1. Das war der Dr. Severing, Si-, Sa-, Severing,
dem's nur um seine Kranken ging, Kri-, Kra-, Kranken ging;
in Dachau, nah bei München, tat er die Leute röntgen
auf Herz und Lungenlappen, und ließ es sich berappen.
 
2. Im Wartezimmer mäuschenstumm, mi-, ma-, mäuschenstumm,
saß stundenlang das Publikum, Pi-, Pa-, Publikum,
und weil ihn dieses schmerzte, kauft' er sich noch drei Ärzte
für seine Lungenpraxis, was schließlich auch kein Klacks ist.
 
3. Doch auch ein Arzt braucht Brot und Schmalz, Bri-, Bra-, Brot und Schmalz,
behufe seines Unterhalts, I-, A-, Unterhalts,
drum schrieb er die Rechnungen für auskurierte Lungen,
er schickt sie an die Kasse, es war 'ne ganze Masse.
 
4. Die Kasse zahlte anstandslos, i-, a-, anstandslos,
doch plötzlich war der Teufel los, Ti-, Ta-, Teufel los,
man prüfte nach die Summen, die Severing genummen,
da fiel dem Kassenprüfer herab der Unterkiefer.
 
5. Der Doktor hatte ungeniert, i-, a-, ungeniert,
ein paar Prozent zuviel kassiert, vi-, va-, viel kassiert;
der Prüfer wollt's genau sehn, da packte ihn das Grausen,
er putzte sich die Brille, es waren hundert Mille.
 
6. Wie nun dem Dr. Severing, Si-, Sa-, Severing,
die Kasse schwer ans Leder ging, Li-, La-, Leder ging,
da sprachen die Kollegen, wieso, warum, weswegen
wollt ihr ihm denn ans Leder, so machts doch schließlich jeder.
 
7. Und daß der Doktor richtig lag, ri-, ra-, richtig lag,
bestätigt auch der Ärztetag, I-, A-, Ärztetag,
denn wer der beste Arzt ist, was man am Konto abliest,
der wird von denen ungeniert auch gleich zum Präsident gekürt.
 
8. Die Severinge laufen nun, li-, la-, laufen nun
nicht nur in weißen Kitteln rum, Ki-, Ka-, Kitteln rum,
es gibt noch mehr Studierte und andre Arrivierte,
den'n füllen wir die Taschen und lassen uns verarschen.


Es wollt ein Bauer früh aufstehn... 222 Volkslieder. Hrsg. und bearbeitet von "Zupfgeigenhansel" Thomas Friz und Erich Schmeckenbecher.

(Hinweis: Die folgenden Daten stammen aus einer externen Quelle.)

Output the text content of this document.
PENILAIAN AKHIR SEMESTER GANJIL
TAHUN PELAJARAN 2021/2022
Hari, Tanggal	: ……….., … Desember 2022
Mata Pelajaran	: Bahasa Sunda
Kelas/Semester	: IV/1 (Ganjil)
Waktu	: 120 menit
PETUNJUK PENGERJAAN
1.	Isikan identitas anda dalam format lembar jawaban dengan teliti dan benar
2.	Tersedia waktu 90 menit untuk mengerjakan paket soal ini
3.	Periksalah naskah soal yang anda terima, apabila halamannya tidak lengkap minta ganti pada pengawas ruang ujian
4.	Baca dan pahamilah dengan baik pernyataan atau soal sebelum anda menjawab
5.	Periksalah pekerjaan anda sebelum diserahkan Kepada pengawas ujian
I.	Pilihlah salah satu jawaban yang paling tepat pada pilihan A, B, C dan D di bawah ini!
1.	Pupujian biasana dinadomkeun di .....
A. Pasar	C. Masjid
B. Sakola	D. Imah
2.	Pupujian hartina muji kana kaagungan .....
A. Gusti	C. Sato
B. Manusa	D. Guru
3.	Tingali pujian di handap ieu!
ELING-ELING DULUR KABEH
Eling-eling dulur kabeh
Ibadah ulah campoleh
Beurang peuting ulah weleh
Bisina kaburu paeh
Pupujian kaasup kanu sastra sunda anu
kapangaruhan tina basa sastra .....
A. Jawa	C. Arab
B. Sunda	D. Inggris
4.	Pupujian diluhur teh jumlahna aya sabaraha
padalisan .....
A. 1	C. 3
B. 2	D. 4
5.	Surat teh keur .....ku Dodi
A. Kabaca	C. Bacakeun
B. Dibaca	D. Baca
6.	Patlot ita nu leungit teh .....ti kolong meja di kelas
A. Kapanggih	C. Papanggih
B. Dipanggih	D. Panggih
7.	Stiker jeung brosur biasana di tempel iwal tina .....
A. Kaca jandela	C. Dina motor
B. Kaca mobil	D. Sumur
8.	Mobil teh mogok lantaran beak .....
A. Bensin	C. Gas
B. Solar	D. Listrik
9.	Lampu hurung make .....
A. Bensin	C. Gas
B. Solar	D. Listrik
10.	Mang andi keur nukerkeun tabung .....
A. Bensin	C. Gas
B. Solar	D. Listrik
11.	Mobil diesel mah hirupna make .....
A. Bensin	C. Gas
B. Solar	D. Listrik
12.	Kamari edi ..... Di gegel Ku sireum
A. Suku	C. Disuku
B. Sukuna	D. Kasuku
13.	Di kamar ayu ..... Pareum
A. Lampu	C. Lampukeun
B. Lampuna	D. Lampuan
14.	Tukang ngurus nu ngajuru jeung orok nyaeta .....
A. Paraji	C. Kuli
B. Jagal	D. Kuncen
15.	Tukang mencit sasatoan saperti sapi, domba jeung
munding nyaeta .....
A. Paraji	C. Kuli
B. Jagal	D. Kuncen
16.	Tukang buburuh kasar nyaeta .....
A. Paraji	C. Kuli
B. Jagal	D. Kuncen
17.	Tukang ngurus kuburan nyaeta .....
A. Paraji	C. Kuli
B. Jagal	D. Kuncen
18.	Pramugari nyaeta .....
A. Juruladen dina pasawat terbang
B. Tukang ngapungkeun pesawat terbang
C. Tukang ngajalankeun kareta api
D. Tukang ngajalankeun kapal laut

Dortmund: pläne 1978, S. 417.
DVA: V 1/4165

Dort folgende Herkunftsangaben: "Melodie: Freifrau von Droste Vischering. In den letzten Jahren ist dieses Lied bekannt geworden. Es ist wohl von einigen Leuten aus Bochum geschrieben worden. Verbreitet hat es sich mündlich und durch Abschrift. Dr. Severing war Präsident der Bundesärztekammer."

© Georg Bungter und Günter Frorath. Veröffentlichung mit freundlicher Genehmigung.


Editorische Anmerkung:
Der Name des im Lied genannten Hans Joachim Sewering (1916–2010) wurde in vorliegendem Liederbuch irrtümlich "Severing" geschrieben. Unabhängig davon forderte Sewering 1979 den Dortmunder Verlag Pläne durch seine Rechtsanwälte zur "Unterbindung weiterer Ehrenkränkung" auf und drohte mit "einer Vertragsstrafe von 10.000 Mark" (Der Spiegel, 14. Mai 1979).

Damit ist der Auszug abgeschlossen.